Basic Filtering Theory


There is much interesting mathematics being researched at MITACS-PINTS on the basic mathematical equations of classical nonlinear filtering theory.  Such work is important for determining the expected properties of the often-difficult real world problems.  The first classical theoretical problem is that of uniqueness.  Uniqueness of the filtering equations provides an important tool in establishing convergence and rates of convergence for computer workable approximations.

In the simplest classical setting, where the signal and observation noise are independent, Szpirglas (1978) established pathwise uniqueness for the Kushner-Stratonovich and the Duncan-Mortensen-Zakai equations, which together with the Yamada-Watanabe argument also provide distributional uniqueness.  His results do not apply in the correlated or feedback case.  Lucic and Heunis (2001) consider uniqueness properties of the nonlinear filter equations, both normalized and unnormalized, for a nonlinear filtering problem in which the signal is conditioned by the observation process. This situation is typically encountered in stochastic feedback controlsystems, in which the output is fed back to the input.  Such feedback systems arise very commonly in the applications of nonlinear filtering to guidance and control problems in aerospace engineering.

Our particular interest is in the uniqueness in law property for the filter equations because of its applicability to the singular perturbation robustness problem discussed above. Although uniqueness in law for the nonlinear filter equations is well known in the case where the signal and observation noise are independent, it was not previously established for the case where the signal is conditioned by the observations, a basically new approach was utilized. We show uniqueness in law under rather mild restrictions for both the normalized and unnormalized filter equations. As a by-product we also get pathwise uniqueness for the unnormalized filter equation.  Our main tools were the uniqueness for measure-valued evolution results obtained by Bhatt and Kanadikar as well as the Yamada-Watanabe argument.  It should be mentioned that the nice uniqueness results of Kurtz and Ocone (1988) could not be used to deduce distributional uniqueness since Kurtz and Ocone's results only apply on probability spaces rich enough to contain the signal, observations and filter.

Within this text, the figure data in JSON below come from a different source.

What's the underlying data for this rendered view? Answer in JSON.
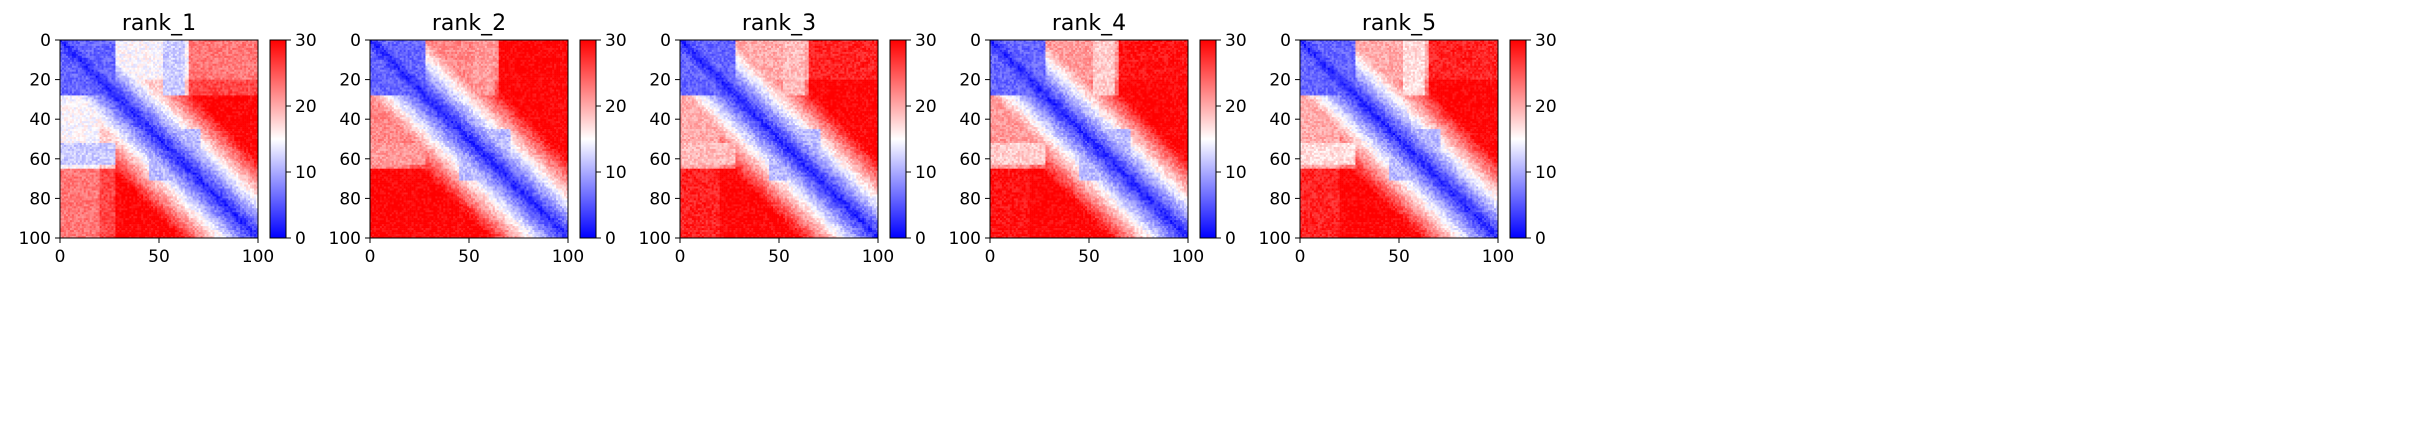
{
  "figure": {
    "colormap": {
      "low": "#0000ff",
      "mid": "#ffffff",
      "high": "#ff0000"
    },
    "colorbar": {
      "min": 0,
      "max": 30,
      "ticks": [
        "0",
        "10",
        "20",
        "30"
      ]
    }
  },
  "chart_data": [
    {
      "type": "heatmap",
      "title": "rank_1",
      "xlim": [
        0,
        100
      ],
      "ylim": [
        100,
        0
      ],
      "xticks": [
        "0",
        "50",
        "100"
      ],
      "yticks": [
        "0",
        "20",
        "40",
        "60",
        "80",
        "100"
      ],
      "clim": [
        0,
        30
      ],
      "grid": false,
      "features": {
        "upper_band_level": 15,
        "lower_block_level": 12
      }
    },
    {
      "type": "heatmap",
      "title": "rank_2",
      "xlim": [
        0,
        100
      ],
      "ylim": [
        100,
        0
      ],
      "xticks": [
        "0",
        "50",
        "100"
      ],
      "yticks": [
        "0",
        "20",
        "40",
        "60",
        "80",
        "100"
      ],
      "clim": [
        0,
        30
      ],
      "grid": false,
      "features": {
        "upper_band_level": 22,
        "lower_block_level": 21
      }
    },
    {
      "type": "heatmap",
      "title": "rank_3",
      "xlim": [
        0,
        100
      ],
      "ylim": [
        100,
        0
      ],
      "xticks": [
        "0",
        "50",
        "100"
      ],
      "yticks": [
        "0",
        "20",
        "40",
        "60",
        "80",
        "100"
      ],
      "clim": [
        0,
        30
      ],
      "grid": false,
      "features": {
        "upper_band_level": 20,
        "lower_block_level": 19
      }
    },
    {
      "type": "heatmap",
      "title": "rank_4",
      "xlim": [
        0,
        100
      ],
      "ylim": [
        100,
        0
      ],
      "xticks": [
        "0",
        "50",
        "100"
      ],
      "yticks": [
        "0",
        "20",
        "40",
        "60",
        "80",
        "100"
      ],
      "clim": [
        0,
        30
      ],
      "grid": false,
      "features": {
        "upper_band_level": 21,
        "lower_block_level": 18
      }
    },
    {
      "type": "heatmap",
      "title": "rank_5",
      "xlim": [
        0,
        100
      ],
      "ylim": [
        100,
        0
      ],
      "xticks": [
        "0",
        "50",
        "100"
      ],
      "yticks": [
        "0",
        "20",
        "40",
        "60",
        "80",
        "100"
      ],
      "clim": [
        0,
        30
      ],
      "grid": false,
      "features": {
        "upper_band_level": 20,
        "lower_block_level": 17
      }
    }
  ]
}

The uniqueness principle established by Kurtz and Ocone (1988) says that under very general conditions, any solution to the filtering equations on a rich enough probability space must be the conditional distribution of the signal given the observations (i.e. the desired distribution).  However, the conditions under which there are known solutions were far more severe.  It has been known for more than thirty years that there are solutions to the basic filtering equations under the mean-square finite energy condition and right continuity.  This is a much more stringent condition than those required by Kurtz and Ocone (1988) for uniqueness.  Hence, there was an open problem, that we just settled in Kouritzin and Long (2002), to determine existence (i.e. whether the conditional distributions satisfy the Duncan-Mortensen-Zakai and the Kushner-Stratonovich equations) under conditions as general as those used by Kurtz and Ocone for uniqueness.  Indeed, our conditions are milder that those used by Kurtz and Ocone, and demonstrate, for example, that the filtering equations continue to hold when the sensor function is linear and the signal has heavy tails like a Levy process.


When the signal-to-noise ratio goes to zero, Xiong (2002) derived a large deviation principle for the optimal filter where the signal and the observation processes take values in conuclear spaces.  The approach follows from the framework established Xiong 1996.  The key is the verification of the exponential tightness for the optimal filtering process and the exponential continuity of the coefficients in the Zakai equation.